The industry practice and RunRev policy of three-part changes (bug/minor/major) and associated pricing policies (none/small/large) is well established and of minor interest unless someone has a unique and commercially viable proposal which they should then put straight to Kevin Miller anyway. If a major upgrade emerges then new bug-fix work will cease on all previous versions, although you can continue to use the prior version at its last fix level as you please. What else do you reasonably expect from a software vendor?
Again, disclaimer: I support RunRev and applaud their work, and it's still my favorite tool.
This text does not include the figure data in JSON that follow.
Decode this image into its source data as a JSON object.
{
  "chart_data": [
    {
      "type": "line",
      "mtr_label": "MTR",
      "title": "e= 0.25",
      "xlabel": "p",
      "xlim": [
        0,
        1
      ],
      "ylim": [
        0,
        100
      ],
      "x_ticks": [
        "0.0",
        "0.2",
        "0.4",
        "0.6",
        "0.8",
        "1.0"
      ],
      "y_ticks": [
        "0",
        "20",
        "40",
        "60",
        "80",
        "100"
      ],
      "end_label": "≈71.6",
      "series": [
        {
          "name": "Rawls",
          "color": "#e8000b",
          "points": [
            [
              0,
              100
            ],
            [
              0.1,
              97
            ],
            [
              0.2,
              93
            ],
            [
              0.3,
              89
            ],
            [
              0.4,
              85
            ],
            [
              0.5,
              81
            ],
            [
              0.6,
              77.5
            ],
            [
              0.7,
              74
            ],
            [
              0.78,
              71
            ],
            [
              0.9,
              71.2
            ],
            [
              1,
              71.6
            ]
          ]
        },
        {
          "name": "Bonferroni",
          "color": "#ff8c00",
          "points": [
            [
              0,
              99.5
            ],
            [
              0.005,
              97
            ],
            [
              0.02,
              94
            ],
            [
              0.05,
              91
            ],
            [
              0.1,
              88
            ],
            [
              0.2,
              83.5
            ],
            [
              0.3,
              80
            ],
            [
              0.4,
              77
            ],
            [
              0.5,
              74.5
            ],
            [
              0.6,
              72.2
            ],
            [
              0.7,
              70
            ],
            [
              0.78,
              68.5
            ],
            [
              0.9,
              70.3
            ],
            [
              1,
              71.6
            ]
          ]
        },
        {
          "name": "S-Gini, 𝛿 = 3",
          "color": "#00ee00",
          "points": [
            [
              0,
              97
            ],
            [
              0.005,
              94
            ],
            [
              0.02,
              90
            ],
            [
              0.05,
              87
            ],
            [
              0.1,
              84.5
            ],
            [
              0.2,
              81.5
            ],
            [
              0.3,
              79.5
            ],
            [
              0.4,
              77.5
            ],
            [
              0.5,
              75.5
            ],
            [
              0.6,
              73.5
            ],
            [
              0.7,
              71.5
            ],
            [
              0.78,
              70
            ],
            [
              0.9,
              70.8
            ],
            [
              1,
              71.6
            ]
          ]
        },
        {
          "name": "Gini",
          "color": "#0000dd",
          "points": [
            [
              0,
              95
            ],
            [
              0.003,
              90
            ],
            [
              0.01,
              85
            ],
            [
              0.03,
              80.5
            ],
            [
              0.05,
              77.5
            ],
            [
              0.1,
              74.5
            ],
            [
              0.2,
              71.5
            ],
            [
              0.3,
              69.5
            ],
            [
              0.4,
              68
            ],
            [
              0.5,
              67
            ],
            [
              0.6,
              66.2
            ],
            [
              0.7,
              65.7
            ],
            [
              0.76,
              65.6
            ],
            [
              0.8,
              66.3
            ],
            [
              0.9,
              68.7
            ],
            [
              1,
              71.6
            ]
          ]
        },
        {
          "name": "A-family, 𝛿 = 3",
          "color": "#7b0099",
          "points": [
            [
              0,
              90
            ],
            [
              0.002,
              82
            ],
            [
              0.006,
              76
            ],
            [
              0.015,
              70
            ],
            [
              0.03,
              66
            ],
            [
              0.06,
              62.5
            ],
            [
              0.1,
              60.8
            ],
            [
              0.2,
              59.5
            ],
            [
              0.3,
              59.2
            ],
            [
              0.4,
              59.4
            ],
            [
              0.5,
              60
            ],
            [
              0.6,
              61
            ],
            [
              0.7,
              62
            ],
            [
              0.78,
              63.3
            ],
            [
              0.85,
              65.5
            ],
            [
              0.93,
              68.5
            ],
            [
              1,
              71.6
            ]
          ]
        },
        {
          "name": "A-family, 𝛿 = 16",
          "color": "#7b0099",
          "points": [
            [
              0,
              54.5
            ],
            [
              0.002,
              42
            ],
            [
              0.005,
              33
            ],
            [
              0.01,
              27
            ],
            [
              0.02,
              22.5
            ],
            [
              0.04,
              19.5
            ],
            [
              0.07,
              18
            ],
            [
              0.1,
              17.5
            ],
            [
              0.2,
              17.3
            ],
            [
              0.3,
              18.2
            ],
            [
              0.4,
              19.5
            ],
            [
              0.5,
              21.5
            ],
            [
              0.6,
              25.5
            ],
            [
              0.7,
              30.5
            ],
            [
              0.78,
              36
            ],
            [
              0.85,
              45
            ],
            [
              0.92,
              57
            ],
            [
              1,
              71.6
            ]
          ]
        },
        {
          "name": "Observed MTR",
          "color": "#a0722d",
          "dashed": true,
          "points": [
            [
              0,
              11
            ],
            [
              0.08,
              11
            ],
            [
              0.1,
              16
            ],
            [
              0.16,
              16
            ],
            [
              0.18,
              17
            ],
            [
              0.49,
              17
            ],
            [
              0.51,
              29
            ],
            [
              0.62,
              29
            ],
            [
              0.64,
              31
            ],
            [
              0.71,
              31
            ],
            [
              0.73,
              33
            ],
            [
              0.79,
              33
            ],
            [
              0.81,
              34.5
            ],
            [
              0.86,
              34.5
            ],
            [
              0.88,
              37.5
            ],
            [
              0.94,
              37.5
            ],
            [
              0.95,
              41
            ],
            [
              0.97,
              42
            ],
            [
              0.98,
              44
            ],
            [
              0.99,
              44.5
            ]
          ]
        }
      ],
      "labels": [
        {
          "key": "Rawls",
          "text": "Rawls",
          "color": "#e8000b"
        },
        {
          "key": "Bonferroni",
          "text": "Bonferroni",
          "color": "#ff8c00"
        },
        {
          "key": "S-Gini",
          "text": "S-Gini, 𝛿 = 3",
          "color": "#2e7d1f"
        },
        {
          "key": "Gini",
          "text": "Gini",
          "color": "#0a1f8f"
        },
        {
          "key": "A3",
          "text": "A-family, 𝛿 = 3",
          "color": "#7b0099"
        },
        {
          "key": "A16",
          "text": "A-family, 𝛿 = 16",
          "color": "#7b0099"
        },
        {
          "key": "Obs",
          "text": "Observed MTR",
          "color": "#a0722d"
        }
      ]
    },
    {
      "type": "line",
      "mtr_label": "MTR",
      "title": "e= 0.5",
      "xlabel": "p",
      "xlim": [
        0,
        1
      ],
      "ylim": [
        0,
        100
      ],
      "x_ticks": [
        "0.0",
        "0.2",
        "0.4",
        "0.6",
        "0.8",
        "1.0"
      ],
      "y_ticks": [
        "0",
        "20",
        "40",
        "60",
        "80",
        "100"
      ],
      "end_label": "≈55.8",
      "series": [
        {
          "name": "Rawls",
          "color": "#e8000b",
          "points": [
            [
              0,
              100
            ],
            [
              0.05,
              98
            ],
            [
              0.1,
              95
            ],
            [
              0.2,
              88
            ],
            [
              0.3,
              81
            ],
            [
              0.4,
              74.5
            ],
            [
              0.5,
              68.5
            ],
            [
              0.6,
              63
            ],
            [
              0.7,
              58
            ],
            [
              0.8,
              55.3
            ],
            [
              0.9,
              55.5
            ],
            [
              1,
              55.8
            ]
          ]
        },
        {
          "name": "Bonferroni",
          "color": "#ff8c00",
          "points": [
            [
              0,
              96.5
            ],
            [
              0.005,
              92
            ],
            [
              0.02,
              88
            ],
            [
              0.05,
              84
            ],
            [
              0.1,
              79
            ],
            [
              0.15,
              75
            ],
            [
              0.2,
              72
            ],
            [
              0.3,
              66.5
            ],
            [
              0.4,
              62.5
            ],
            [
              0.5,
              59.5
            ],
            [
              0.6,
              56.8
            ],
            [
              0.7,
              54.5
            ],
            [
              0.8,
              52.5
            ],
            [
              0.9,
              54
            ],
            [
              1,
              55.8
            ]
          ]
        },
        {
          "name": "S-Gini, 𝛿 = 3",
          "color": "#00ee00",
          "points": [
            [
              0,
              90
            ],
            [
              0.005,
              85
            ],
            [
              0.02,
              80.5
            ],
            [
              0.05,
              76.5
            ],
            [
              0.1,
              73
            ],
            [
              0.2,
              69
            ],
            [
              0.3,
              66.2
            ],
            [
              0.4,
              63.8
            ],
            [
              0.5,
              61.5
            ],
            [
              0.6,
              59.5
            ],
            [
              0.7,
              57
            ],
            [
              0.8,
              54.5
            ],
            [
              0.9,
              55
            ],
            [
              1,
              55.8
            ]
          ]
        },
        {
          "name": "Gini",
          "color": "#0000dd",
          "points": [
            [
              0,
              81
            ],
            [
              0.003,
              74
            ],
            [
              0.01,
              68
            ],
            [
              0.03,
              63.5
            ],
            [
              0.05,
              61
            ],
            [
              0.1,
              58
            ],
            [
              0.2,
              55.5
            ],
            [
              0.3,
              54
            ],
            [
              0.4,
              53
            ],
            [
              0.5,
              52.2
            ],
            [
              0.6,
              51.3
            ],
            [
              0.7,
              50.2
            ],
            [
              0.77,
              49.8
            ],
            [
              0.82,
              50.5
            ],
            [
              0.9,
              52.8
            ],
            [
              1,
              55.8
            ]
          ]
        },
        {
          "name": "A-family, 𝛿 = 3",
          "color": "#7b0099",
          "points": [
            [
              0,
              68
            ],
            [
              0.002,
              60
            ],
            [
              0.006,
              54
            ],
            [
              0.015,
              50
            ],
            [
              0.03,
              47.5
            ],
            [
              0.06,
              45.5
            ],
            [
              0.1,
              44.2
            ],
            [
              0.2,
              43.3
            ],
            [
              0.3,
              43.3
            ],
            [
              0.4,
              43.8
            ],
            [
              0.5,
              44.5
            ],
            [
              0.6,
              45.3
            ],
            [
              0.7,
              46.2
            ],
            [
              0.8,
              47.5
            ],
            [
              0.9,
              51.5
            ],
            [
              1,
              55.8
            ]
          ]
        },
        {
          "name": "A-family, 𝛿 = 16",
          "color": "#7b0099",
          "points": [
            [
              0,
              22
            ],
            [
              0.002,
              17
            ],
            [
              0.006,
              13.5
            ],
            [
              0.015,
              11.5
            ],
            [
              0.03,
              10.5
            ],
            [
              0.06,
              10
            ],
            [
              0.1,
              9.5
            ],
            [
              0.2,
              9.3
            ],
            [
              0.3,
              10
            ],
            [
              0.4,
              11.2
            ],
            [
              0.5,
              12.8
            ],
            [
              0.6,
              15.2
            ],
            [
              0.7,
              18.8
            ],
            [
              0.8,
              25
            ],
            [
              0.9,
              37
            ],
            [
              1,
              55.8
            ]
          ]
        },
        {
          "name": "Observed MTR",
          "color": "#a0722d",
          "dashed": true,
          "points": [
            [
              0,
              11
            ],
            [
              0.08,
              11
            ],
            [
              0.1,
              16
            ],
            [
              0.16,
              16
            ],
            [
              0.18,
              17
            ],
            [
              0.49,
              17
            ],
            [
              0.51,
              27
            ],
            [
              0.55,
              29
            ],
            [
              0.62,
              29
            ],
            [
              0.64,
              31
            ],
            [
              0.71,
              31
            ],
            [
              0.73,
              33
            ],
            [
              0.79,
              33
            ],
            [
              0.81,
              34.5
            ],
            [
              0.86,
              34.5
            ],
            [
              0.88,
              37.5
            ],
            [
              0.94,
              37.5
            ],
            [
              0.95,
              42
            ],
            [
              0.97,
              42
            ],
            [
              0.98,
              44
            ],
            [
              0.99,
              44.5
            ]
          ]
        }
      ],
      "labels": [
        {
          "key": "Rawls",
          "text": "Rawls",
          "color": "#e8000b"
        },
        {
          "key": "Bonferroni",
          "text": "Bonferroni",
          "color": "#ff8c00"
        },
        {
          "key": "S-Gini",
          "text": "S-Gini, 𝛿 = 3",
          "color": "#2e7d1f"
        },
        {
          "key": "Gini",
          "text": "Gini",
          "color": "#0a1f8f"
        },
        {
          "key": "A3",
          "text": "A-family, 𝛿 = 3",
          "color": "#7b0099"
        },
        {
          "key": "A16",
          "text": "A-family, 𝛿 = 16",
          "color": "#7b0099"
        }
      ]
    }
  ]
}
Ahem.
With that said, halting all bug fixes as soon as you release a "point" release does happen, but it's not THE industry practice. I'm aghast at the idea that the 2.1 branch is already done.
In fact, it's not the approach of MY software company, and we are smaller than RunRev. After a major release, we branch the code (this is one of THE major features of revision control systems) and continue to release bug fixes to the previous release. Any other practice could and probably would put us out of business.
There's a lot of gray area here, I admit. I don't think RunRev is guilty of any more than making some of us a little nervous thus far. But the following things are plainly false:
* That RunRev isn't working hard on bugs, and aiming to please * That RunRev just follows good industry practice and is a model of it
Pick your point in between, but I say let's look at 2.2 and see what we find!!